Of course, there were hard knocks dealt and important lessons learned along the way. Of Libstar’s total of 56 acquisitions, 25 were integrated, discontinued or sold. The remaining 31 business (comprising 42 production facilities) were consolidated into 17 reporting clusters and, from 2016 onwards, acquisitions slowed to an eventual halt as Libstar’s focus shifted decisively towards organic growth.
Over time, Libstar’s shareholding mix also changed, with the ADP Holding 6 and Old Mutual funds coming on board in 2010, before the ill-fated Abraaj Group and the Public Investment Corporation took a majority stake in 2014.
At Abraaj’s behest, Libstar listed on the JSE in 2017 and, in the face of strong emerging market headwinds and perhaps overly ambitious expectations, the share price took a bath. But the Libstar board’s steadfast belief in the company’s performance and track record as outlined in the pre-listing statement found traction with the Actis private equity group, and the London-based fund recently became the majority (37.02%) shareholder – read more on this deal here.

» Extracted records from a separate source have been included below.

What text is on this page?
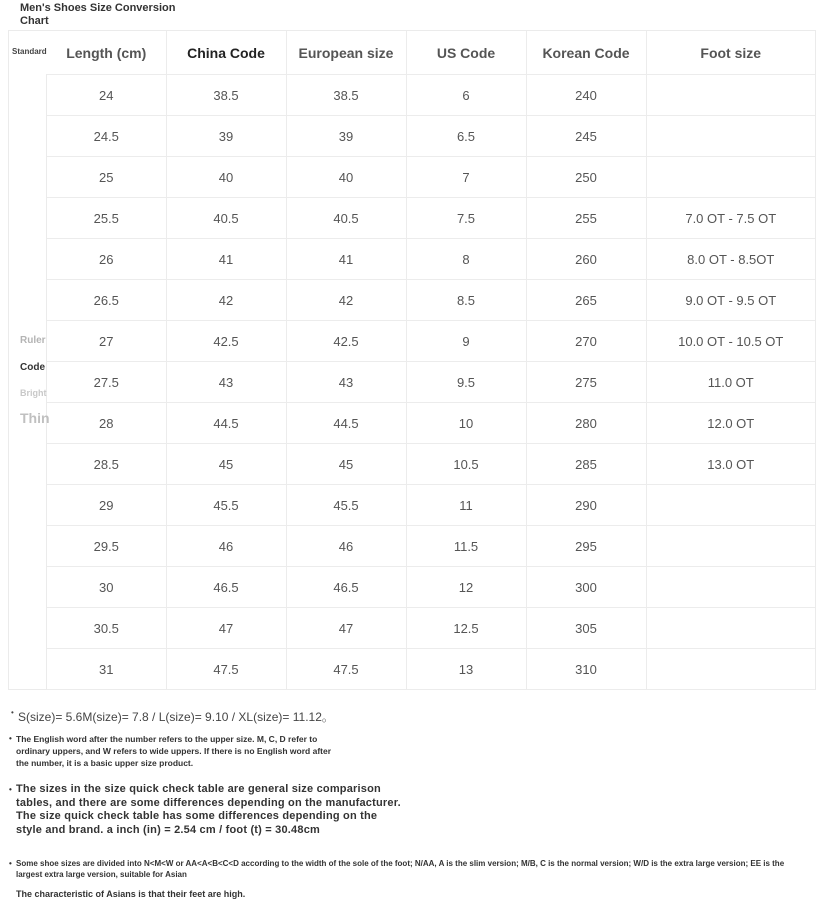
Men's Shoes Size Conversion Chart
Standard
Ruler
Code
Bright
Thin
Length (cm)	China Code	European size	US Code	Korean Code	Foot size
24	38.5	38.5	6	240	
24.5	39	39	6.5	245	
25	40	40	7	250	
25.5	40.5	40.5	7.5	255	7.0 OT - 7.5 OT
26	41	41	8	260	8.0 OT - 8.5OT
26.5	42	42	8.5	265	9.0 OT - 9.5 OT
27	42.5	42.5	9	270	10.0 OT - 10.5 OT
27.5	43	43	9.5	275	11.0 OT
28	44.5	44.5	10	280	12.0 OT
28.5	45	45	10.5	285	13.0 OT
29	45.5	45.5	11	290	
29.5	46	46	11.5	295	
30	46.5	46.5	12	300	
30.5	47	47	12.5	305	
31	47.5	47.5	13	310	
• S(size)= 5.6M(size)= 7.8 / L(size)= 9.10 / XL(size)= 11.12。
• The English word after the number refers to the upper size. M, C, D refer to ordinary uppers, and W refers to wide uppers. If there is no English word after the number, it is a basic upper size product.
• The sizes in the size quick check table are general size comparison tables, and there are some differences depending on the manufacturer. The size quick check table has some differences depending on the style and brand. a inch (in) = 2.54 cm / foot (t) = 30.48cm
• Some shoe sizes are divided into N<M<W or AA<A<B<C<D according to the width of the sole of the foot; N/AA, A is the slim version; M/B, C is the normal version; W/D is the extra large version; EE is the largest extra large version, suitable for Asian
The characteristic of Asians is that their feet are high.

Libstar financial director, Robin Smith, puts the company’s compound annual growth rate on an organic basis at roughly 13%.
“That’s superior to any other food producer out there,” he says. “If you include total growth and the effect of the acquisitions, it’s more like 23% compound annual growth.”
“From our home to yours”
Numbers like that owe much to Libstar’s breadth across channels and depth within categories, but perhaps even more so to the kind of entrepreneurial nimbleness that results in first-mover advantage and constant innovation in the private label space (in 2018, 387 products were launched and 336 renovated) and in response to trends like health and wellness, and convenience foods, which continue to surge.
“I think all of that, put into a basket, spells a certain amount of resilience,” observes Smith.
It’s true that people need to eat, and always will do – thus presenting food manufacturers with something akin to a captive market. But unlike any other packaged goods, food holds a special fascination for consumers. The relationship between humans and what we put in our mouths on a daily basis is personal, nuanced, and ever-changing.
Libstar intuitively understand that. “From our home to yours,” its manifesto reads. Producing food on a sustainable basis can only ever be a journey, never a destination.